Hier ist ein schon etwas aufwändigeres Beispiel: https://commons.wikimedia.org/wiki/File:Gr%C…3_Ebeleben_.jpg
Meine Beobachtungen sind die Folgenden:
Die Gebäude sind nahezu alle um 1900 enstanden, also eigentlich in der Zeit des Späthistorismus. Die Materialität besteht häufig aus Klinkerstein oder Bruchstein, es gibt aber auch verputze Exemplare oder lediglich Steinsichtigkeit im Bereich der Fenster oder als Eckrustika. Das vermutlich entscheidene Merkmal sind Stichbogenfenster (manchmal auch mit Agraffe). Sie verfügen meistens über traufständige Satteldächer, gelegentlich aber auch Walmdächer. Fast immer findet man Zwerchhäuser. Diese haben wie im Beispiel zu sehen im Giebel häufig verzierte Holzverstrebungen (kenne keinen Terminus dafür). Man sieht in meinen Augen Ähnlichkeiten zur damaligen Fabrikarchitektur und dem ländlichen Bahnhofsbau.
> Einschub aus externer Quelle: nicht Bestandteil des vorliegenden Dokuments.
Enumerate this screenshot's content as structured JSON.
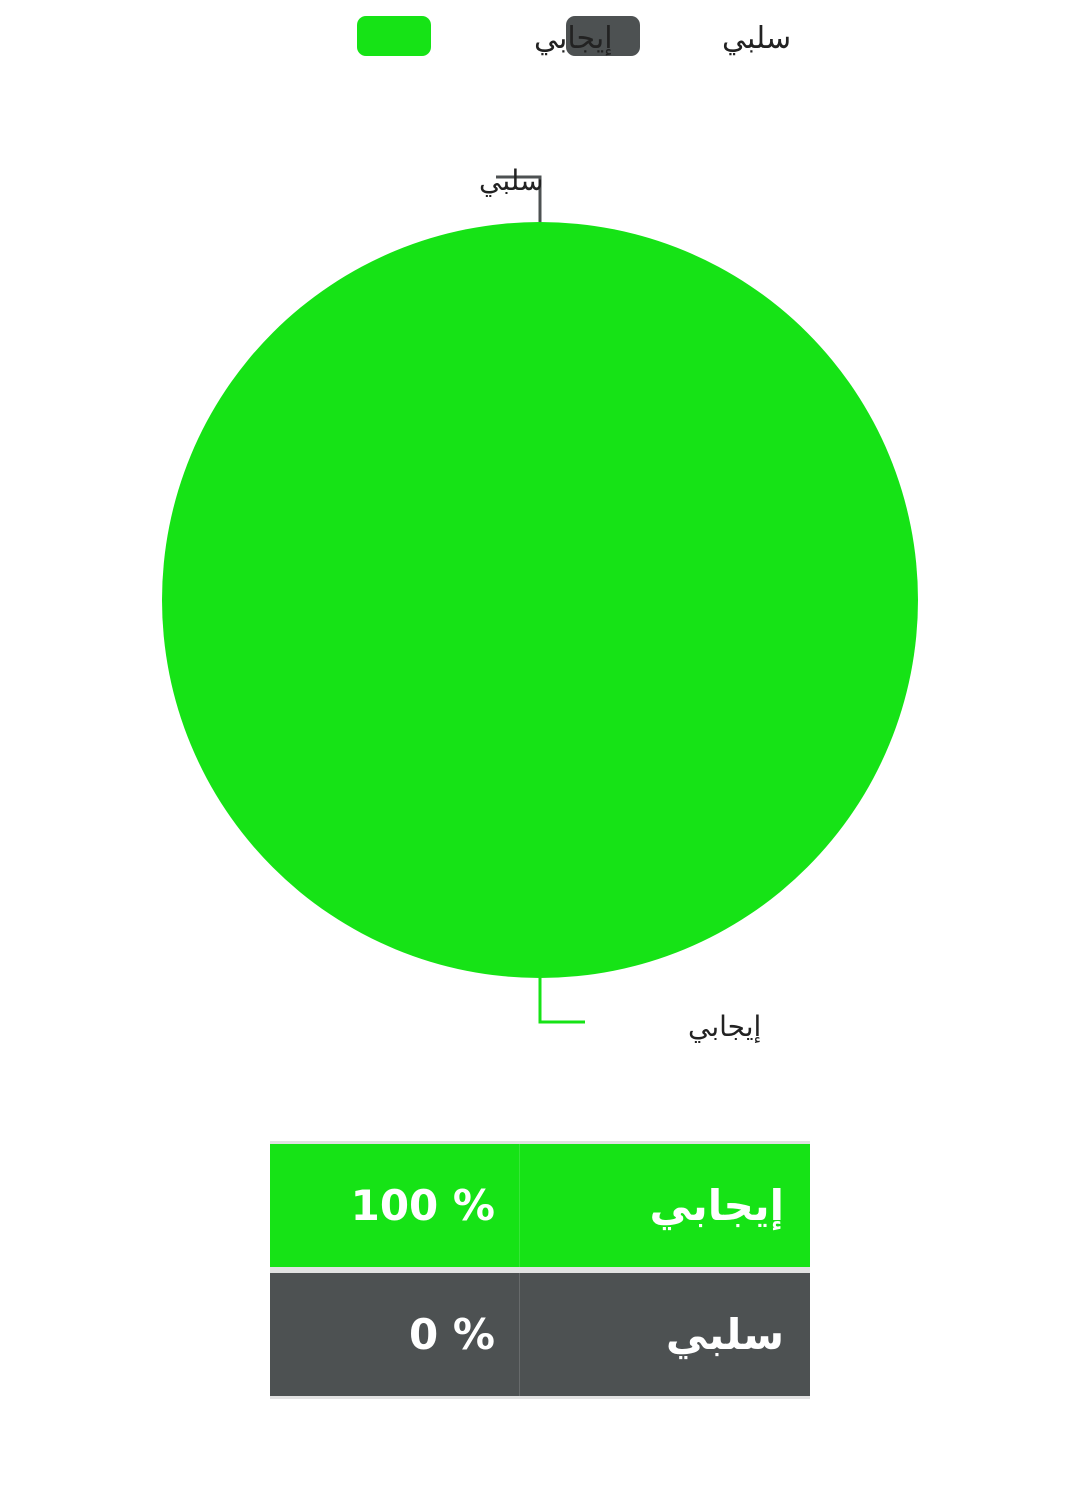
{
  "chart_data": {
    "type": "pie",
    "slices": [
      {
        "name": "إيجابي",
        "value": 100,
        "color": "#16e316"
      },
      {
        "name": "سلبي",
        "value": 0,
        "color": "#4d5152"
      }
    ],
    "legend": {
      "position": "top-center",
      "items": [
        {
          "name": "سلبي",
          "color": "#4d5152"
        },
        {
          "name": "إيجابي",
          "color": "#16e316"
        }
      ]
    },
    "callouts": {
      "top": "سلبي",
      "bottom": "إيجابي"
    }
  },
  "table": {
    "rows": [
      {
        "label": "إيجابي",
        "value": "100",
        "unit": "%",
        "color": "#16e316"
      },
      {
        "label": "سلبي",
        "value": "0",
        "unit": "%",
        "color": "#4d5152"
      }
    ]
  }
}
Wie würde man einen solchen Stil nennen? In Ermanglung eindeutiger historischer Bezüge würde ich persönlich auf eine norddeutsche Variante des Heimatstil tippen, der ja sonst eher mit alpinen oder süddeutschen Formen asoziiert wird. Ich habe das Gefühl, dass man gelegentlich ganz entfernt Bezüge zur Neogotik oder Neobarock finden kann. Das aber sehr stark abstrahiert. Man sieht die Gebäude eigentlich doch sehr häufig, umso mehr wundert es mich, dass sie so wenig Beachtung finden. Wenn noch mehr Beispiele gewünscht sind, könnte ich mich ja mal auf die Suche machen.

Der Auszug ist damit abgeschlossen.